The cds.nlp.viz module renders the three things a learner most wants to see when reading about transformers — attention, embeddings, and the training-loss curve — as ASCII, so you need no plotting backend. Every renderer returns a str, which means they compose under print(), log cleanly, and are trivially testable.

1. The training-loss curve

from cds.nlp import render_training_curve

losses = [3.5, 3.1, 2.8, 2.55, 2.3, 2.1, 1.95, 1.82, 1.7, 1.6]
print(render_training_curve(losses, width=50, height=10))

The curve is min-max normalised to the canvas. A single point or an all-equal series is handled safely (no divide-by-zero); narrow widths (width < 10) are also safe — the x-axis step label right-aligns rather than raising a format error.

2. The attention heatmap

from cds.nlp import render_attention_heatmap

attn = [[0.7, 0.2, 0.1],
        [0.1, 0.8, 0.1],
        [0.05, 0.15, 0.8]]
tokens = ["the", "cat", "sat"]
print(render_attention_heatmap(attn, tokens, tokens))

Weights are normalised across the whole matrix per render, then mapped to nine ASCII shades (' ' → '#'). The diagonal of a causal or identity-style attention pattern lights up as the darkest cells. Shape mismatches between the matrix, the row tokens, and the column tokens each raise a labelled ValueError so a wrong call is easy to spot.

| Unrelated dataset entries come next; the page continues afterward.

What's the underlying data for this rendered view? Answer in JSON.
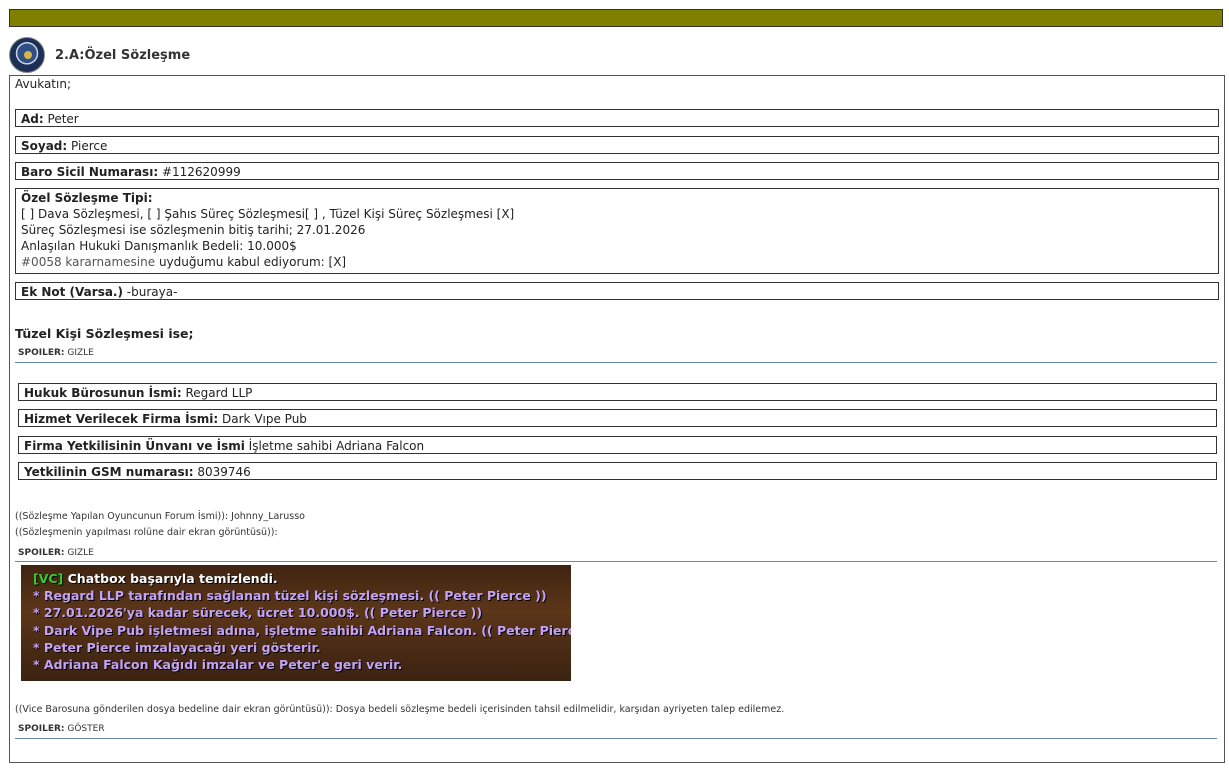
{
  "header": {
    "title": "2.A:Özel Sözleşme"
  },
  "intro": "Avukatın;",
  "fields": [
    {
      "label": "Ad:",
      "value": "Peter"
    },
    {
      "label": "Soyad:",
      "value": "Pierce"
    },
    {
      "label": "Baro Sicil Numarası:",
      "value": "#112620999"
    }
  ],
  "contract": {
    "label": "Özel Sözleşme Tipi:",
    "line1": "[ ] Dava Sözleşmesi, [ ] Şahıs Süreç Sözleşmesi[ ] , Tüzel Kişi Süreç Sözleşmesi [X]",
    "line2": "Süreç Sözleşmesi ise sözleşmenin bitiş tarihi; 27.01.2026",
    "line3": "Anlaşılan Hukuki Danışmanlık Bedeli: 10.000$",
    "line4_ref": "#0058 kararnamesine",
    "line4_rest": " uyduğumu kabul ediyorum: [X]"
  },
  "note": {
    "label": "Ek Not (Varsa.)",
    "value": " -buraya-"
  },
  "corporate_heading": "Tüzel Kişi Sözleşmesi ise;",
  "spoiler1": {
    "label": "SPOILER:",
    "action": "GIZLE"
  },
  "corporate_fields": [
    {
      "label": "Hukuk Bürosunun İsmi:",
      "value": "Regard LLP"
    },
    {
      "label": "Hizmet Verilecek Firma İsmi:",
      "value": "Dark Vıpe Pub"
    },
    {
      "label": "Firma Yetkilisinin Ünvanı ve İsmi",
      "value": "İşletme sahibi Adriana Falcon"
    },
    {
      "label": "Yetkilinin GSM numarası:",
      "value": "8039746"
    }
  ],
  "forum_name": "((Sözleşme Yapılan Oyuncunun Forum İsmi)): Johnny_Larusso",
  "screenshot_caption": "((Sözleşmenin yapılması rolüne dair ekran görüntüsü)):",
  "spoiler2": {
    "label": "SPOILER:",
    "action": "GIZLE"
  },
  "chat": {
    "lines": [
      {
        "prefix": "[VC]",
        "text": " Chatbox başarıyla temizlendi."
      },
      {
        "prefix": "",
        "text": "* Regard LLP tarafından sağlanan tüzel kişi sözleşmesi. (( Peter Pierce ))"
      },
      {
        "prefix": "",
        "text": "* 27.01.2026'ya kadar sürecek, ücret 10.000$. (( Peter Pierce ))"
      },
      {
        "prefix": "",
        "text": "* Dark Vipe Pub işletmesi adına, işletme sahibi Adriana Falcon. (( Peter Pierce ))"
      },
      {
        "prefix": "",
        "text": "* Peter Pierce imzalayacağı yeri gösterir."
      },
      {
        "prefix": "",
        "text": "* Adriana Falcon Kağıdı imzalar ve Peter'e geri verir."
      }
    ],
    "colors": {
      "vc": "#33cc33",
      "white": "#ffffff",
      "action": "#c4a2f5"
    }
  },
  "fee_note": "((Vice Barosuna gönderilen dosya bedeline dair ekran görüntüsü)): Dosya bedeli sözleşme bedeli içerisinden tahsil edilmelidir, karşıdan ayriyeten talep edilemez.",
  "spoiler3": {
    "label": "SPOILER:",
    "action": "GÖSTER"
  },
  "colors": {
    "topbar": "#7f7f00",
    "spoiler_line": "#6e89a8"
  }
}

3. The embedding projection

from cds.nlp import render_embedding_projection

# Six 3-D embedding vectors; imagine six vocabulary entries.
emb = [[1, 0, 0], [0, 1, 0], [0, 0, 1],
       [1, 1, 0], [0, 1, 1], [1, 0, 1]]
labels = ["a", "b", "c", "ab", "bc", "ac"]
print(render_embedding_projection(emb, labels=labels, top_n=6))

The projection is real PCA, not a placeholder: the covariance matrix of the embeddings is built in pure Python, then cds.math_utils.linalg.power_iteration recovers the top-2 eigenvectors (the second via deflation). This is the project's signature "slow but honest" trade-off — the math is exactly what sklearn.decomposition.PCA does, just without the BLAS.

top_n keeps large vocabularies readable by plotting only the highest-variance points along PC1 (pass top_n=0 or a negative value to render every point).

Why ASCII?

Three reasons, in priority order:

Zero-dependency. No matplotlib import on the default path keeps cds installable with nothing but the standard library.
Composability. A str return value logs, prints, and diffs in a test exactly like any other value.
Teaching clarity. The renderer source is short enough to read in one sitting, which is the point of the whole cds.nlp track.

For publication-quality plots, export the matrices (attn_weights, the _pca_2d result, losses) and plot them with your own toolchain — the data path is the same. The runnable demo at examples/nlp_viz_demo.py wires all three renderers to a tiny live tokenizer + embedding pass.